Changing an outdated approach

As these risks increase and converge, insurance coverage lines are becoming less clear and the traditional approaches less effective. A business might have some advertising cover under General Liability, a cyber policy covering technology services, and miscellaneous professional liability for non-tech risks. When complex incidents occur, this fragmented approach creates potential for coverage gaps. It is combatting the cyber threat of 2015 not 2025. Our industry requires an approach designed for the next generation of threats.

The IP Gap

Many of the world’s largest companies today hold greater value in their intangible rather than physical assets. Patents, proprietary software, and trade secrets represent core competitive advantages, particularly for technology providers. This IP makes them targets. Hackers know that if businesses rely on access to online data to provide their services and retain their value then withholding access will create the leverage they need to extort significant ransoms.  Simultaneously, developing technology solutions increases risk of accidentally infringing patents or misappropriating trade secrets while delivering services.

The intellectual property insurance market remains significantly underserved compared to cyber coverage. It's an emerging product with limited carrier capacity. This creates a potential coverage gap for organisations whose business models depend on IP assets.

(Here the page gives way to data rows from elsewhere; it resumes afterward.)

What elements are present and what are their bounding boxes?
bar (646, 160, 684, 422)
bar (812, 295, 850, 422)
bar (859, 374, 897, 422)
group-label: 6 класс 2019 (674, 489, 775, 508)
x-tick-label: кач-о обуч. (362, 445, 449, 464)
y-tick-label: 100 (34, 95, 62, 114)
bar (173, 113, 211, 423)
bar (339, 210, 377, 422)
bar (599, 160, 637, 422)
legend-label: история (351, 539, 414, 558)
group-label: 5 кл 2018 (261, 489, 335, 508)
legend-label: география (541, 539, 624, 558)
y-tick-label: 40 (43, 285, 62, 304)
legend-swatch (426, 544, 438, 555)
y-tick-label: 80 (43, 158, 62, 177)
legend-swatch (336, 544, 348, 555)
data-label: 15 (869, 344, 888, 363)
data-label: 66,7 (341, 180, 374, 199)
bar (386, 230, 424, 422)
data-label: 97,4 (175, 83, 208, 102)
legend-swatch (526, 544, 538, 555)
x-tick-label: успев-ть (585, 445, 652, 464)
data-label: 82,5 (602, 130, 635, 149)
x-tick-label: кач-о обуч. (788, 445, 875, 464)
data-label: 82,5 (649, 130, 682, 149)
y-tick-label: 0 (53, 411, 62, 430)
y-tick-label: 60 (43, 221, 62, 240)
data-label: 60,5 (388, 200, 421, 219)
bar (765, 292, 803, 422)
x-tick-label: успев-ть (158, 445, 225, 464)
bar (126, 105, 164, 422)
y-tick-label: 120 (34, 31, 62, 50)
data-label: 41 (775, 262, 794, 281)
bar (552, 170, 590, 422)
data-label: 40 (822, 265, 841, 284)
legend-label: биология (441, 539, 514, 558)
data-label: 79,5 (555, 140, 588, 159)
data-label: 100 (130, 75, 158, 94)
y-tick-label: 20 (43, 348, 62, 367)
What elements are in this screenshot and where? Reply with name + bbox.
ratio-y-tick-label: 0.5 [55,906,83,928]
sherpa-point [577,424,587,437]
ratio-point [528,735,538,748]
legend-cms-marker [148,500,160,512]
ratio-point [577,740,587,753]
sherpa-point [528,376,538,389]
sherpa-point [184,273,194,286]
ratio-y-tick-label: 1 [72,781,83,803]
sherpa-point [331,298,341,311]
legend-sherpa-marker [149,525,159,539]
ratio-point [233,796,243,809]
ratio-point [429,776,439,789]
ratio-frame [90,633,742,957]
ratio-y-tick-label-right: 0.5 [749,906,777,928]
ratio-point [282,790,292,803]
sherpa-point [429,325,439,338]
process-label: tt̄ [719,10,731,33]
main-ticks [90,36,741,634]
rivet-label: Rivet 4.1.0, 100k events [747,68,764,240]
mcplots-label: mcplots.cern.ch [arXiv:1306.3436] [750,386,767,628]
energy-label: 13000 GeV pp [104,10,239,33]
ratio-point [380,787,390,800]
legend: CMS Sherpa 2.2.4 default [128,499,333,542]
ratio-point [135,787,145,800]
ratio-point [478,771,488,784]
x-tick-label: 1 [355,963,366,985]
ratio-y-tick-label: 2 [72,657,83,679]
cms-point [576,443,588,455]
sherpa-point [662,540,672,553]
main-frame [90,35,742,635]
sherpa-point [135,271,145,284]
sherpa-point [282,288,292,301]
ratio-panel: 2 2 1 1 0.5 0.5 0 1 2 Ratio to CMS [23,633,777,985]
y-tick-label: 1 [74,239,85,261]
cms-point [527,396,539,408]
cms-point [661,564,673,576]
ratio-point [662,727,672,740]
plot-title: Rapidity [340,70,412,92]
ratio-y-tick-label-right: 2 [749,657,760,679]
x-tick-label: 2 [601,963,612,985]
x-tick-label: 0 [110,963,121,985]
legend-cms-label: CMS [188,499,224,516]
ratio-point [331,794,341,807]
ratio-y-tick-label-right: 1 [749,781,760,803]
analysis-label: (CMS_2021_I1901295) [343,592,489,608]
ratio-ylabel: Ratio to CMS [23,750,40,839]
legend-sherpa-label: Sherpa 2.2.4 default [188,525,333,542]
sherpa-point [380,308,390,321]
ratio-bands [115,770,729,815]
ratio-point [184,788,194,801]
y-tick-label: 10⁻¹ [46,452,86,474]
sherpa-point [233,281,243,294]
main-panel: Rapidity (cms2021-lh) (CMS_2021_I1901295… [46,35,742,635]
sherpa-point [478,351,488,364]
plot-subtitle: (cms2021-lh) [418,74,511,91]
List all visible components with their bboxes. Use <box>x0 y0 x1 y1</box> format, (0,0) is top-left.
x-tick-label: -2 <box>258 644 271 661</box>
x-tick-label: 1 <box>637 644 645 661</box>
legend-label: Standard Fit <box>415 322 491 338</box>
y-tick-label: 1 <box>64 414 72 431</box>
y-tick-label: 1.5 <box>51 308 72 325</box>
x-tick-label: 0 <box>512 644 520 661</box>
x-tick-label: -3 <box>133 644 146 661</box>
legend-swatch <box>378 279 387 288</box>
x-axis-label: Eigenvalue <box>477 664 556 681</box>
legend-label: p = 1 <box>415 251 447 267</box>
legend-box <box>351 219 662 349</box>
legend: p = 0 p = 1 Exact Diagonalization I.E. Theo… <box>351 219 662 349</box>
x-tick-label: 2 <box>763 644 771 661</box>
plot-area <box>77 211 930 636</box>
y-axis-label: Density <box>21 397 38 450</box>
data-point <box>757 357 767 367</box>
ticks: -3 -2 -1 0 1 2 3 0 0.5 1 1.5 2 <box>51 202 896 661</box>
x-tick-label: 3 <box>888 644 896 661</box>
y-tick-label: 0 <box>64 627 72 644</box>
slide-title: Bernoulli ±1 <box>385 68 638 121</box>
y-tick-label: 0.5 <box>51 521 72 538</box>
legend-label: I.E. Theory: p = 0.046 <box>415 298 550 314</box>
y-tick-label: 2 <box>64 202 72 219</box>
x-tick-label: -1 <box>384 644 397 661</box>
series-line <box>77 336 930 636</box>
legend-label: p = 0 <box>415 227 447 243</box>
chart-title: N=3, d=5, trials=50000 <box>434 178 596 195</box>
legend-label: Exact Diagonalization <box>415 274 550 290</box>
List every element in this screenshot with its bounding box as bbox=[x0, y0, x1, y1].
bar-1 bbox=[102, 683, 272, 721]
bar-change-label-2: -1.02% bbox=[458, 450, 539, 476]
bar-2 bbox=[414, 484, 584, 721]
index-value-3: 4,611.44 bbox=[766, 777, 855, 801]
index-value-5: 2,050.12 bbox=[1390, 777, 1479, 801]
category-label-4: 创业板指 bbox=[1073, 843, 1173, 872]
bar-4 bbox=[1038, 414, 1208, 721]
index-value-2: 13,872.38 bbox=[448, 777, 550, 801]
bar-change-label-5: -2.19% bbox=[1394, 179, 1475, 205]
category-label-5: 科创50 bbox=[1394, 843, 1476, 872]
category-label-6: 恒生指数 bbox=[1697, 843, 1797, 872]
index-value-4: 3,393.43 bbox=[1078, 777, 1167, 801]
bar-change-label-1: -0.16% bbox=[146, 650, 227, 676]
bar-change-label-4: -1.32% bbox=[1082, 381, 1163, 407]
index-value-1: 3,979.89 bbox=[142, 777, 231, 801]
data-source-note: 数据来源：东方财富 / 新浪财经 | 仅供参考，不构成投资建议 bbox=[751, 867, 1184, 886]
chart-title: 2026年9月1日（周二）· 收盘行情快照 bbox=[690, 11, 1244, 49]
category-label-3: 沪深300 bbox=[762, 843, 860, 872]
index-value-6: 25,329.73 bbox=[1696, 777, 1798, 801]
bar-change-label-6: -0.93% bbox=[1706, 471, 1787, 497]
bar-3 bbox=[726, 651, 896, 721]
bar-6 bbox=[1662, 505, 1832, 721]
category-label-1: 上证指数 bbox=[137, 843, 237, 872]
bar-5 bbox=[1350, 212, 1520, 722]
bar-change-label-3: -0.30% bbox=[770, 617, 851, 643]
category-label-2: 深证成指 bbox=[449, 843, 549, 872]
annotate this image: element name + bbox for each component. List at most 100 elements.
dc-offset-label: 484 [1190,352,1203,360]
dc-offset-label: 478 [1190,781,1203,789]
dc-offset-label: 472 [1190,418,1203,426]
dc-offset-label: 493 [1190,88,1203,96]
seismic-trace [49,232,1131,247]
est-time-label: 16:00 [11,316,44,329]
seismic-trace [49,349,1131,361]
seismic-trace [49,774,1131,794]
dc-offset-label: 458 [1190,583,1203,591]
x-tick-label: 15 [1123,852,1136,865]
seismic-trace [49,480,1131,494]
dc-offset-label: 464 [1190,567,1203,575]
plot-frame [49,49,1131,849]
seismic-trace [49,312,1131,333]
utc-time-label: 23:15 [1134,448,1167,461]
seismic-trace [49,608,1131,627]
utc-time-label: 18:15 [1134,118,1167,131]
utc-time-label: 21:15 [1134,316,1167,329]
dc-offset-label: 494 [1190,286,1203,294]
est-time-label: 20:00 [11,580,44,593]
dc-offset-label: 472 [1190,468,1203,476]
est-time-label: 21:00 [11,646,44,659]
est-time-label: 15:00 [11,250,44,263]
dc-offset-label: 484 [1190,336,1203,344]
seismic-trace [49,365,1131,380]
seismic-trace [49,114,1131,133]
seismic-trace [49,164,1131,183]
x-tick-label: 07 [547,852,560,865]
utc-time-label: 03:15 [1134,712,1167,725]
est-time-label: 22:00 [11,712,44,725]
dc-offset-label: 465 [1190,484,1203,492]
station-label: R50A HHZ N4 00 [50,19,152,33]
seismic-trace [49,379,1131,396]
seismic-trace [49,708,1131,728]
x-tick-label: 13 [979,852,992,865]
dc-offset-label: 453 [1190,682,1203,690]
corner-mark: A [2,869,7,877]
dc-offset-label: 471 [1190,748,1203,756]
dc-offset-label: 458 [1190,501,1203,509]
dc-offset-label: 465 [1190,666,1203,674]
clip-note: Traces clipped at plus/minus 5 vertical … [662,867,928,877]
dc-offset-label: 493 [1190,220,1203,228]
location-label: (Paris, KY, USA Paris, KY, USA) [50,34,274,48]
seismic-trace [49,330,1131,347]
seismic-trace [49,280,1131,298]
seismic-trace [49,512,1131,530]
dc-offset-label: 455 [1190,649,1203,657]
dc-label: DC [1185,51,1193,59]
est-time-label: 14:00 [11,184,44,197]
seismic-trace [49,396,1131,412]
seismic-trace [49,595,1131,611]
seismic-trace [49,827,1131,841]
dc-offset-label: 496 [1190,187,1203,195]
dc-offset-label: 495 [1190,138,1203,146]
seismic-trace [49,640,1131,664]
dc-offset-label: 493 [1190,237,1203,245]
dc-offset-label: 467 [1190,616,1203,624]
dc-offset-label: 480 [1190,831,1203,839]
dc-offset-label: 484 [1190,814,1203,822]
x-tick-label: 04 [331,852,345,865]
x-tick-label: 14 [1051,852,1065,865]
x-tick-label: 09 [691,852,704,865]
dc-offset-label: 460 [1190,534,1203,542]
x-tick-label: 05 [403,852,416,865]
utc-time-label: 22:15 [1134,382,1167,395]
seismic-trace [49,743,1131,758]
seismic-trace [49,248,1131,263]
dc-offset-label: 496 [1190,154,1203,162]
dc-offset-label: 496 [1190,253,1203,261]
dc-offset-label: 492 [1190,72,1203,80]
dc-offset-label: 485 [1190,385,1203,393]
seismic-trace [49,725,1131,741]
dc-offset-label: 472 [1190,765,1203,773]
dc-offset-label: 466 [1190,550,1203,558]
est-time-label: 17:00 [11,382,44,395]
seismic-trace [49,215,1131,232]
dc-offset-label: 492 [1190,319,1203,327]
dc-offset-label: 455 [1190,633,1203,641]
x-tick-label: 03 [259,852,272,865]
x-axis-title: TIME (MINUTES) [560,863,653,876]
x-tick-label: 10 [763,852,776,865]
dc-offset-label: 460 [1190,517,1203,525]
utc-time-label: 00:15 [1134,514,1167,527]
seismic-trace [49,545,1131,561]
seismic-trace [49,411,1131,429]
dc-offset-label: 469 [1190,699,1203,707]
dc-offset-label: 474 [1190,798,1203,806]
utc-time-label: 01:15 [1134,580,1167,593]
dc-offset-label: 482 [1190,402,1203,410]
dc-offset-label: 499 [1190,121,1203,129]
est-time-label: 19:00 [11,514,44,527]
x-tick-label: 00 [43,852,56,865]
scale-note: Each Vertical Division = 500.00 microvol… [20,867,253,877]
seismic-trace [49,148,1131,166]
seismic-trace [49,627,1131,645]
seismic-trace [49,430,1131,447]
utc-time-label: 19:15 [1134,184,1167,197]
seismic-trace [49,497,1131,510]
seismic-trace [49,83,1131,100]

For technology service providers, IP infringement allegations often arise directly from professional service delivery. When consulting firms' software allegedly infringes competitors' patents, or professional services firms are accused of misappropriating client trade secrets, claims blur boundaries between professional liability and IP protection. By integrating IP coverage within existing insurers can provide increasingly essential protection.

The next generation of cover

Recognising these evolving risk landscapes, Tokio Marine Kiln has launched the market-first Enterprise Ctrl suite as an enhancement to our recently introduced Cyber Ctrl offering. This integrated solution combines professional liability, cyber insurance, and intellectual property coverage under a single policy. 

As the risk of cyber incidents, professional service failures, and IP disputes become increasingly interconnected, Enterprise Ctrl reduces the risk of coverage gaps and brings clarity in place of blurred lines.